Ia muitas vezes ao cinema, ao teatro não, porque todos os grupos se estavam a preparar para o Fringe Festival (havia só um Shakespeare no jardim botânico).
Em Edimburgo não tive tempo para nada, a única coisa que consegui ver foi A Gaivota, numa encenação do Peter Stein, e mesmo assim foi uma grande luta, tive de ir para lá mais cedo, foi uma grande corrida.

A presença e a palavra
Fui ver o espectáculo dos alunos de uma escola. Estava lá uma portuguesa e uma grega, e uma coisa que reparei é que conseguias perfeitamente distingui-las dos outros: não só pelo sotaque mas pela presença em palco: sentes o corpo delas a vir contra ti, consegues vê-las a três dimensões. Enquanto que nos ingleses sentes mais da cabeça para cima: dão muita importância ao texto, é mais racional. Connosco é: se estou em palco, estou todo, não é só a voz, é tentar sentir a energia toda e devolvê-la. Os ingleses parece que têm o centro de energia na cabeça, na testa, nos olhos. Acho que foi por causa disso que se falava da minha presença em palco, diziam-me “tens uma presença fortíssima”, e eu não percebia porquê, mas quando fui ver esse espectáculo percebi que era uma coisa cultural. Não é melhor nem pior, vais ver A Gaivota e tens actores com a Fiona Shaw e eles estão a falar, a falar, e não consegues desligar daquilo, enquanto que com um actor português, francês ou italiano se calhar é mais fácil desligares e voltares a ligar. Eles põem mais energia no discurso, parece que a palavra ganha forma, que vês objectos a sair da boca deles, é uma coisa muito poética e muito bonita de se ver.
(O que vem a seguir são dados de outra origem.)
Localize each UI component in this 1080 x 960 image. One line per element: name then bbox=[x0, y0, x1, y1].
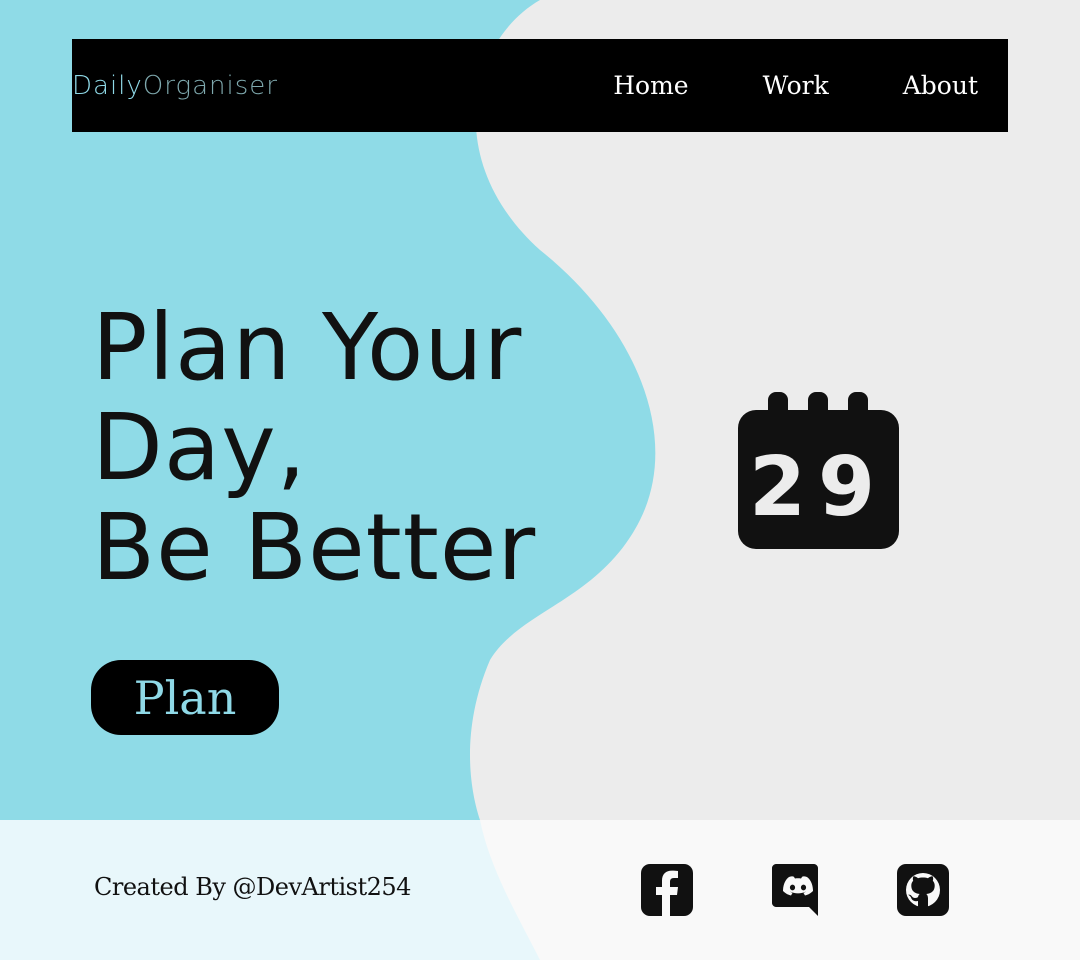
footer-credit: Created By @DevArtist254 bbox=[94, 873, 411, 901]
hero-title-line3: Be Better bbox=[92, 494, 537, 601]
brand-logo-part2: Organiser bbox=[142, 70, 278, 101]
calendar-icon: 29 bbox=[738, 392, 899, 549]
nav-link-work[interactable]: Work bbox=[763, 71, 829, 100]
nav-links: Home Work About bbox=[539, 71, 978, 100]
plan-button[interactable]: Plan bbox=[91, 660, 279, 735]
top-navbar: DailyOrganiser Home Work About bbox=[72, 39, 1008, 132]
calendar-day: 29 bbox=[749, 440, 887, 535]
facebook-icon[interactable] bbox=[641, 864, 693, 916]
hero-title: Plan Your Day, Be Better bbox=[92, 298, 652, 598]
brand-logo-part1: Daily bbox=[72, 70, 143, 101]
nav-link-about[interactable]: About bbox=[903, 71, 978, 100]
discord-icon[interactable] bbox=[772, 864, 824, 916]
brand-logo[interactable]: DailyOrganiser bbox=[72, 71, 278, 101]
hero-title-line1: Plan Your bbox=[92, 294, 523, 401]
hero-title-line2: Day, bbox=[92, 394, 307, 501]
nav-link-home[interactable]: Home bbox=[613, 71, 688, 100]
github-icon[interactable] bbox=[897, 864, 949, 916]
A construção da personagem
O David Greig contou-me uma história: quando era miúdo e vivia na Nigéria, atirou realmente ácido para a cara de um outro, e acho que esse sentimento de culpa esteve com ele vários anos, se calhar até ao momento em que ele escreveu a peça. É uma maneira de poder exorcizar isso, teve necessidade de pedir desculpa através da personagem do Daniel que percorre os sonhos dele (é quase um pesadelo, ele perdia-se e encontrava uma pessoa que o esfaqueava e matava ali mesmo).
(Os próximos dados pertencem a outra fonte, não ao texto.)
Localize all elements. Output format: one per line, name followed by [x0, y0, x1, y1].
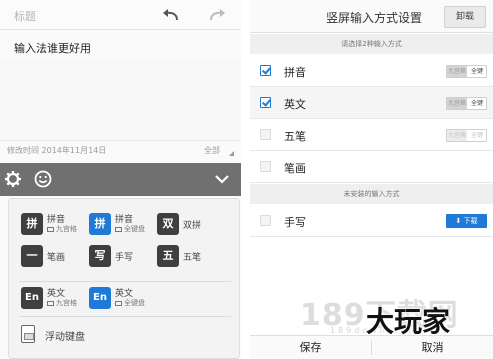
- ime-option-sublabel: 九宫格: [47, 224, 77, 234]
- floating-keyboard-label: 浮动键盘: [45, 332, 85, 343]
- keyboard-icon: [115, 300, 122, 306]
- checkbox-checked[interactable]: [260, 65, 271, 76]
- ime-option-pinyin-9key[interactable]: 拼 拼音 九宫格: [21, 211, 85, 239]
- redo-button[interactable]: [206, 5, 228, 25]
- emoji-button[interactable]: [34, 170, 52, 188]
- undo-button[interactable]: [160, 5, 182, 25]
- ime-row-label: 笔画: [284, 162, 306, 175]
- modified-date: 修改时间 2014年11月14日: [7, 146, 107, 155]
- ime-row-label: 手写: [284, 216, 306, 229]
- ime-row-label: 拼音: [284, 66, 306, 79]
- download-button[interactable]: ⬇ 下载: [446, 214, 487, 228]
- panel-gap: [241, 0, 250, 359]
- ime-option-label: 手写: [115, 253, 134, 263]
- note-editor-area[interactable]: [0, 60, 241, 140]
- collapse-keyboard-button[interactable]: [214, 172, 230, 186]
- layout-toggle[interactable]: 九宫格 全键: [446, 97, 487, 110]
- ime-option-label: 五笔: [183, 253, 202, 263]
- handwriting-tile-icon: 写: [89, 245, 111, 267]
- layout-toggle[interactable]: 九宫格 全键: [446, 129, 487, 142]
- layout-toggle-9key[interactable]: 九宫格: [447, 130, 467, 141]
- layout-toggle-full[interactable]: 全键: [467, 66, 486, 77]
- corner-triangle-icon: [229, 151, 234, 156]
- ime-option-english-9key[interactable]: En 英文 九宫格: [21, 285, 85, 313]
- ime-row-english[interactable]: 英文 九宫格 全键: [250, 87, 493, 119]
- gear-icon: [5, 171, 21, 187]
- divider: [19, 281, 231, 282]
- ime-option-shuangpin[interactable]: 双 双拼: [157, 211, 217, 239]
- watermark-brand: 大玩家: [366, 305, 451, 338]
- note-title-placeholder[interactable]: 标题: [14, 8, 36, 24]
- keyboard-toolbar: [0, 163, 241, 196]
- checkbox-disabled: [260, 215, 271, 226]
- section-hint-uninstalled: 未安装的输入方式: [250, 184, 493, 204]
- download-icon: ⬇: [455, 217, 462, 225]
- ime-option-english-full[interactable]: En 英文 全键盘: [89, 285, 153, 313]
- page-title: 竖屏输入方式设置: [326, 11, 423, 25]
- note-body-text[interactable]: 输入法谁更好用: [14, 40, 91, 56]
- english-tile-icon: En: [21, 287, 43, 309]
- category-all[interactable]: 全部: [204, 145, 220, 156]
- settings-header: 竖屏输入方式设置 卸载: [250, 0, 493, 33]
- ime-option-sublabel: 全键盘: [115, 298, 145, 308]
- ime-option-wubi[interactable]: 五 五笔: [157, 243, 217, 271]
- redo-icon: [210, 9, 225, 21]
- keyboard-icon: [47, 226, 54, 232]
- ime-option-pinyin-full[interactable]: 拼 拼音 全键盘: [89, 211, 153, 239]
- ime-option-stroke[interactable]: 一 笔画: [21, 243, 85, 271]
- note-header: 标题: [0, 0, 241, 30]
- layout-toggle-9key[interactable]: 九宫格: [447, 98, 467, 109]
- ime-option-label: 双拼: [183, 221, 202, 231]
- layout-toggle-full[interactable]: 全键: [467, 98, 486, 109]
- ime-option-sublabel: 全键盘: [115, 224, 145, 234]
- undo-icon: [163, 9, 178, 21]
- layout-toggle-full[interactable]: 全键: [467, 130, 486, 141]
- ime-option-sublabel: 九宫格: [47, 298, 77, 308]
- ime-row-handwriting[interactable]: 手写 ⬇ 下载: [250, 205, 493, 237]
- stroke-tile-icon: 一: [21, 245, 43, 267]
- settings-button[interactable]: [4, 170, 22, 188]
- download-label: 下载: [463, 217, 478, 225]
- checkbox-unchecked[interactable]: [260, 129, 271, 140]
- divider: [19, 316, 231, 317]
- notes-app-panel: 标题 输入法谁更好用 修改时间 2014年11月14日 全部 拼 拼音 九宫格 …: [0, 0, 241, 359]
- smiley-icon: [34, 170, 52, 188]
- ime-option-label: 笔画: [47, 253, 66, 263]
- ime-row-stroke[interactable]: 笔画: [250, 151, 493, 183]
- input-method-panel: 拼 拼音 九宫格 拼 拼音 全键盘 双 双拼 一 笔画 写 手写 五 五笔 En…: [8, 198, 240, 359]
- keyboard-icon: [47, 300, 54, 306]
- pinyin-tile-icon: 拼: [89, 213, 111, 235]
- ime-row-label: 英文: [284, 98, 306, 111]
- checkbox-checked[interactable]: [260, 97, 271, 108]
- pinyin-tile-icon: 拼: [21, 213, 43, 235]
- keyboard-icon: [115, 226, 122, 232]
- layout-toggle-9key[interactable]: 九宫格: [447, 66, 467, 77]
- uninstall-button[interactable]: 卸载: [444, 6, 486, 28]
- ime-row-pinyin[interactable]: 拼音 九宫格 全键: [250, 55, 493, 87]
- layout-toggle[interactable]: 九宫格 全键: [446, 65, 487, 78]
- section-hint-select: 请选择2种输入方式: [250, 34, 493, 54]
- wubi-tile-icon: 五: [157, 245, 179, 267]
- english-tile-icon: En: [89, 287, 111, 309]
- chevron-down-icon: [215, 175, 229, 184]
- save-button[interactable]: 保存: [250, 336, 371, 359]
- note-meta-bar: 修改时间 2014年11月14日 全部: [0, 140, 241, 160]
- shuangpin-tile-icon: 双: [157, 213, 179, 235]
- floating-keyboard-icon: [21, 325, 35, 343]
- checkbox-unchecked[interactable]: [260, 161, 271, 172]
- floating-keyboard-option[interactable]: 浮动键盘: [21, 324, 141, 346]
- ime-row-label: 五笔: [284, 130, 306, 143]
- ime-option-handwriting[interactable]: 写 手写: [89, 243, 153, 271]
- ime-row-wubi[interactable]: 五笔 九宫格 全键: [250, 119, 493, 151]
Foi a única coisa de que falámos sobre a personagem, para além das relações com o Pirandello e as Seis personagens à procura de autor: a personagem também se queria ver livre dele para continuar a sua vida, ainda por cima o David Greig escreveu-lhe uma vida que não lembra ao diabo…
Acho que há três personagens que evoluem na peça: a minha (o Daniel), a Laura e o David doente. Mesmo o piloto, que se mantém durante o espectáculo todo e faz a sua própria viagem, é uma coisa muito mais plana, mais calma, enquanto estas três têm altos e baixos, estás sempre expectante.
Tentei construir a personagem através de músicas: antes de ir para a Escócia comprei vários cd’s de África para tentar perceber a tristeza e a força do Daniel, a sua capacidade de sobrevivência. Encontrei isso e de cada vez que actuava tentava lembrar-me dessa música. E tentava colocar o centro de energia no peito: a personagem heróica, que apanhou aviões e comboios, percorreu não sei quantos mil quilómetros e sobreviveu sem arranhões. Depois, com a ajuda dos outros actores, principalmente do Callum e do Paul Hickey, um par cómico, tentava fazer o contraponto, desde o princípio.